Ocean Renewable Power Co. is hoping an agreement between the Federal Energy Regulatory Commission and the state of Maine could help the company in its quest to install an eventual 5 megawatts of tide-powered turbines in the state's coastal waters.

FERC and Maine announced Wednesday that they will work together to speed applications to install "hydrokinetic" power projects, the first such agreement on the East Coast. FERC has similar agreements with Oregon and Washington.

Maine shares a coastline with Canada on the Bay of Fundy, recognized as one of the most promising sites for tidal power in the world. That's where Ocean Renewable Power is aiming its efforts, said John Ferland, vice president of project development.

The company tested a 30-kilowatt version of its "cross-flow turbine" system in the bay's waters in 2004, and plans to have a 60-kilowatt system in the water in mid-October, he said.

The turbines are moored at least 40 feet below the ocean surface and use helical foils rather than large propeller-style turbines to spread the potentially destructive force of tidal flows over a greater surface area, he said. (For a video demonstration, click here.)

Beyond that test (and others underway in Alaska), the company is seeking a "pilot project license" with FERC to start testing larger deployments. Four 250-kilowatt units stacked together to generate 1 megawatt of power could be in the water by late 2010, if FERC approves the license early next year, as hoped, he said.

The license seeks authority to install an eventual 5 megawatts of turbines, which would require the approval of state regulators as well as the Army Corps of Engineers and the National Marine Fisheries Service, he said.

FERC's approval comes in as Ocean Renewable will seek to connect those turbines to the grid of utility Bangor Hydro, Ferland said. The agreement "extends the signal to FERC that the state of Maine has a priority on tidal energy development as an economic opportunity in this state," he said.

Other companies hold preliminary permits for ocean power projects in Maine, but no others have tested systems in the water, he said.

Ocean Renewable is also looking into installing its turbines in Maine's Sheepscot River in a project with the town of Wiscasset and the Chewonki Foundation, he said.

Ocean tides – as well as waves – could be a huge renewable power resource, though they currently deliver only tens of megawatts of power.

The Electric Power Research Institute has estimated wave and tidal power could provide up to 10 gigawatts of power in the United States by 2025. Greentech Media and the Prometheus Institute predicted in October that ocean power could grow to a $500 million, 1 gigawatt industry by 2014 (see Trawling for $500M in Ocean Power and Tide Turning for Ocean Power?).
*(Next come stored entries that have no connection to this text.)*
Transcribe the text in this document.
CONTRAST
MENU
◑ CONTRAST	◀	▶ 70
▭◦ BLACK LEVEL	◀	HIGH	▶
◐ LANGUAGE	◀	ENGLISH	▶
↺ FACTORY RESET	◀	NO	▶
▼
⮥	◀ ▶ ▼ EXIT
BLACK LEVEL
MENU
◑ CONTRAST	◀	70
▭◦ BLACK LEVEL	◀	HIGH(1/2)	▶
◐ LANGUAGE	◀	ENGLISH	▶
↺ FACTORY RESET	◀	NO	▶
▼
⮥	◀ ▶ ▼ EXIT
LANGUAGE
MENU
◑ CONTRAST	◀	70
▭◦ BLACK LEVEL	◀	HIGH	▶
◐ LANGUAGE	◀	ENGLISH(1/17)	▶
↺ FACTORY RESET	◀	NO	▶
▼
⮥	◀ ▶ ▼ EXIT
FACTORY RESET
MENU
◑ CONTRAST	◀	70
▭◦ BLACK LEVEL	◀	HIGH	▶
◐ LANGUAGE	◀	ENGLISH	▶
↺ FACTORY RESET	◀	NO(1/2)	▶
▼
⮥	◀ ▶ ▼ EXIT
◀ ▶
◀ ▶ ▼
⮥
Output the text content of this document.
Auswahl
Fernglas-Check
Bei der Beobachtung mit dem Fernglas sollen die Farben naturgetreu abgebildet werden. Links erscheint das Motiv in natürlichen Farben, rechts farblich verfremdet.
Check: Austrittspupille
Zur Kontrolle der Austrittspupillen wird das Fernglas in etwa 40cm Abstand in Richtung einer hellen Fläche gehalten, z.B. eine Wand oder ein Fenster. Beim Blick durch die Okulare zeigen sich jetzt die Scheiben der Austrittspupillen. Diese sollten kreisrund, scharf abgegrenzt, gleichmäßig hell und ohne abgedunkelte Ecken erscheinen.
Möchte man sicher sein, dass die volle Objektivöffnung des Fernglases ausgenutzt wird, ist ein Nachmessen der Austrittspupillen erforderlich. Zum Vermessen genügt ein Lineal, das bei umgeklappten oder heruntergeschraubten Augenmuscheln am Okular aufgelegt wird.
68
That potential has drawn the interest of startups and industrial giants alike (see Alstom Gets Into Tidal Power With Clean Current Power). Airtricity, the renewable energy division of utility Scottish and Southern Energy, has said it will work with Scottish startup Aquamarine Power to develop 1 gigawatt of ocean power in the coming years (see Aquamarine Scraps Tidal Power, Focuses on Waves).

But the ocean is a harsh environment, and some would-be ocean power projects have suffered technical failures over the past year (see California Sinks Its First Wave Energy Project).

The economic downturn has added financial difficulties to other ocean power projects (see Pelamis Wave Machines Cranking Hundreds of Kilowatts, Pre-Crisis).

Other tidal power companies include Marine Current Turbines, whose $20 million tidal power project off the coast of Northern Ireland called SeaGen is now generating 1.2 megawatts, and Verdant Power, which has a $2.2 million deal with the government of Ontario for a 15-megawatt project in the St. Lawrence River and a turbine in New York's East River (see Time magazine article).